Monday, December 13, 2010

The sin offering of Christ

Calvinistic doctrine teaches the idea of “substitution,” or that Christ took on our sins when He died on the cross. Passages such as 2 Corinthians 5:21 are used as proof: “For he hath made him to be sin for us, who knew no sin; that we might be made the righteousness of God in him.” A ramification of this doctrine is also erroneous. It says that now that we are saved, God does not see us, but He only sees Jesus; Jesus stands in our place. However, we are righteous because of God’s forgiveness of our sins, not because Jesus is our righteousness in any substitutionary way or by Jesus’ righteousness being imputed to us.


Jesus certainly did not sin (Hebrews 7:26-27; 9:14; 1 Peter 1:18-19). But He was our sin offering. This was prophesied in Isaiah 53:10: “Yet it pleased the Lord to bruise him; he hath put him to grief: when thou shalt make his soul an offering for sin, he shall see his seed, he shall prolong his days, and the pleasure of the Lord shall prosper in his hand.” Hebrews 10:1-18 makes the same case of Jesus being our “sin offering.”

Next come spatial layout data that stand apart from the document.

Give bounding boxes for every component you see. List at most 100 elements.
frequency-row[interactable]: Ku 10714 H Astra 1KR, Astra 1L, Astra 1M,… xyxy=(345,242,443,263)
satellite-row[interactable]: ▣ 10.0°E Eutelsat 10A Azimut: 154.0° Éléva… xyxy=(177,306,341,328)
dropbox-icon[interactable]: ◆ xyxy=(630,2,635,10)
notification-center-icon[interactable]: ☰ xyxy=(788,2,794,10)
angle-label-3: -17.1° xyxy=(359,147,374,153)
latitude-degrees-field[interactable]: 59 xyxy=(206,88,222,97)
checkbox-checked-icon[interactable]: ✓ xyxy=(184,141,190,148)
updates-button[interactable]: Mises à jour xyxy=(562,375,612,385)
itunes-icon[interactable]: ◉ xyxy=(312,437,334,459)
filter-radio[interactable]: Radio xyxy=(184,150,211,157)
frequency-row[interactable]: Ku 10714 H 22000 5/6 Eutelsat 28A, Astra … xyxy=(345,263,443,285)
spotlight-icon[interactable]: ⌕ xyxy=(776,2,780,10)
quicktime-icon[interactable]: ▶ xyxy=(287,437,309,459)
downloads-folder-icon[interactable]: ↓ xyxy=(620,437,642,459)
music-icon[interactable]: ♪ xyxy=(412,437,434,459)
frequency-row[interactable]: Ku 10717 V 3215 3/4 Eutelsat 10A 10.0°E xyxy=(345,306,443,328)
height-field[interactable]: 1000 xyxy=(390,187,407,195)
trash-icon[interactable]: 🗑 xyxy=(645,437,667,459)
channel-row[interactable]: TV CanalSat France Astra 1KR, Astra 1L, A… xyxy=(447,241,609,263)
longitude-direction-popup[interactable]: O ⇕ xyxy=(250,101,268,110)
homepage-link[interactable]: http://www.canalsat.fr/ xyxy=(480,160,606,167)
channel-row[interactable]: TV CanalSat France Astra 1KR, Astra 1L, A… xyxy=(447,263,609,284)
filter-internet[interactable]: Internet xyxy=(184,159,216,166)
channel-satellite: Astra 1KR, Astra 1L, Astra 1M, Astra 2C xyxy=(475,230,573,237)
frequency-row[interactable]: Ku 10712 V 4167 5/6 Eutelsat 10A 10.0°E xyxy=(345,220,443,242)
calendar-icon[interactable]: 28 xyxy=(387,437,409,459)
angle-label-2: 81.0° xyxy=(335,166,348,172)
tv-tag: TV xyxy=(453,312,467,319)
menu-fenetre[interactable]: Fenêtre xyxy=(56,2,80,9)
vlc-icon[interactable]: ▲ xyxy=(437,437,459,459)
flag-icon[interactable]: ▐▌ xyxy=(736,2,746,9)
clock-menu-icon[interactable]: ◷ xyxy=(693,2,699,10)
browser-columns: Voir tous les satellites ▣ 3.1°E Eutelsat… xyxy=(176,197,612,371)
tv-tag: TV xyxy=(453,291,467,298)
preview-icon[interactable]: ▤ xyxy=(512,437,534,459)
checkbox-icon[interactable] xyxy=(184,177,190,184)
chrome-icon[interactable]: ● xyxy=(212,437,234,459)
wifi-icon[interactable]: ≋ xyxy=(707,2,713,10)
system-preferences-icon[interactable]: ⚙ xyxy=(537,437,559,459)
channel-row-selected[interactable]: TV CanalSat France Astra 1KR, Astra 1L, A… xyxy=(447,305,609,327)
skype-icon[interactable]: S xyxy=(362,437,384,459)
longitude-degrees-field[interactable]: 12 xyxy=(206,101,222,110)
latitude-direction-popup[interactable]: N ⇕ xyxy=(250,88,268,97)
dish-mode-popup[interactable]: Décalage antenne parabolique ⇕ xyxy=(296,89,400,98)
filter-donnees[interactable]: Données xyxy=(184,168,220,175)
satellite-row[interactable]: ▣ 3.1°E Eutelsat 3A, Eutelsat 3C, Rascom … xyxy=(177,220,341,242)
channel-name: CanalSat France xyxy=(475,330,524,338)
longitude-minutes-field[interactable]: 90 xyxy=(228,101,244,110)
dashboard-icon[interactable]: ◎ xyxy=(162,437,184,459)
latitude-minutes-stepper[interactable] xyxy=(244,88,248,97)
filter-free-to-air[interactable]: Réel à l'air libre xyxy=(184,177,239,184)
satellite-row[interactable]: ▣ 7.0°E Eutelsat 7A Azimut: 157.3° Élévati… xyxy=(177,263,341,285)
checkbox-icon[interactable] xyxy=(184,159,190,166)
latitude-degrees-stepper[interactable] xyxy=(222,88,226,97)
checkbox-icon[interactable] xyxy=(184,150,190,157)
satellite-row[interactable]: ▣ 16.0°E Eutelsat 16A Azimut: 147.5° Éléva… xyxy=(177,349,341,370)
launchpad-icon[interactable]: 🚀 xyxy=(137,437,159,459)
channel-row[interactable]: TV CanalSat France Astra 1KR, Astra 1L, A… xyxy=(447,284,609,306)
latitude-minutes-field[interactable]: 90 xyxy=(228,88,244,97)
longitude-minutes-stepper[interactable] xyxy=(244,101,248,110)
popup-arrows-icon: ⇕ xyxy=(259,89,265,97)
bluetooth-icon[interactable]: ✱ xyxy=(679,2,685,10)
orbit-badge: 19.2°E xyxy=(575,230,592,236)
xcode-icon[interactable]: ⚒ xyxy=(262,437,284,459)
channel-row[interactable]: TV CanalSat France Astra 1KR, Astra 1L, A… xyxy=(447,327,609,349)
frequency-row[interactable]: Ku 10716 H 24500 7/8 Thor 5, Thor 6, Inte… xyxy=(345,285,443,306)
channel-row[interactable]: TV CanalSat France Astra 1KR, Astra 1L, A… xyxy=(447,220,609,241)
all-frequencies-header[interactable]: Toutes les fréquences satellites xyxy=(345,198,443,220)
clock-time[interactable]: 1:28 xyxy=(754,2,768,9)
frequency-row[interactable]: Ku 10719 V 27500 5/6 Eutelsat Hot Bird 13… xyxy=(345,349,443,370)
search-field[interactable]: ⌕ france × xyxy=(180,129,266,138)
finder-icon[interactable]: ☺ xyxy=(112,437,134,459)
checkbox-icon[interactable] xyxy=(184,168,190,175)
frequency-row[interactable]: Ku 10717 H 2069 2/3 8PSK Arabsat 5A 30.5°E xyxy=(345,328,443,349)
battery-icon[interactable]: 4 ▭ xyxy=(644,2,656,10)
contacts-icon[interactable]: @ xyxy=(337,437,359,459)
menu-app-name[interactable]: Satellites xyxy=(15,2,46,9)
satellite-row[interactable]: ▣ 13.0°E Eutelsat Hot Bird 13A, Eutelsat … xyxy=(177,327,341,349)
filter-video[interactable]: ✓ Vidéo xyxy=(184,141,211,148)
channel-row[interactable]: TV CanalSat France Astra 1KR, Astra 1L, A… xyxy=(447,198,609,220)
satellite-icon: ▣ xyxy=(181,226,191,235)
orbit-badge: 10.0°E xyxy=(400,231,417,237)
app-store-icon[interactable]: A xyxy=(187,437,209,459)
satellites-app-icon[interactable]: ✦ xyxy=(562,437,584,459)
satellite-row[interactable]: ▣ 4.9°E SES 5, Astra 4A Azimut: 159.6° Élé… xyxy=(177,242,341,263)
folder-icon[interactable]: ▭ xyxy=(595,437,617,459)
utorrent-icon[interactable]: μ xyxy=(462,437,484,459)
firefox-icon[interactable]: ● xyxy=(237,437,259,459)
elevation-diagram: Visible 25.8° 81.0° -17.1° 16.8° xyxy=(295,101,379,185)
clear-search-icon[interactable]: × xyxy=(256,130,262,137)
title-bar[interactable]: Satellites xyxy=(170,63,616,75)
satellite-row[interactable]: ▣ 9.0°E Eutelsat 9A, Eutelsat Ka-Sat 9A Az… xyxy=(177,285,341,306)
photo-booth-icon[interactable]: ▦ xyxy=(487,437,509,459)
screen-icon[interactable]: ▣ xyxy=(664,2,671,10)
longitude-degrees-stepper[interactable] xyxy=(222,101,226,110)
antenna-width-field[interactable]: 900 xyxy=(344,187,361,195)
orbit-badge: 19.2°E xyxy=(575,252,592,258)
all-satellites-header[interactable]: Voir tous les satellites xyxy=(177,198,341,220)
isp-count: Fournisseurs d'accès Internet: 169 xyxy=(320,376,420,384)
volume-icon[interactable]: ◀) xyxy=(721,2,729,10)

Galatians 3:13 is another passage that people have misapplied: “Christ hath redeemed us from the curse of the law, being made a curse for us: for it is written, Cursed is every one that hangeth on a tree.” When you read, “for it is written” and you look to the cursing applied to those hanging on a tree (cf. Deuteronomy 21:22-23), you know it has nothing to do with Jesus taking on our sins! Furthermore, it cannot mean that Jesus literally became a curse in the sense that His work and character were displeasing to God, because the contrary doctrine is taught everywhere in the New Testament. If we understand sin as something one does (James 4:17; 1 John 3:4), we should know sin is not something you “take on” (Ezekiel 18:20). If you know Jesus is/was without any sins (1 John 3:5), you know that you cannot understand any verse to be saying He became sin! You know then you have to look “deeper.”


That Jesus died “for” us means that He died on our behalf. None of us could ever die for our our sins or for the sins of others; therefore, Jesus was not our substitute.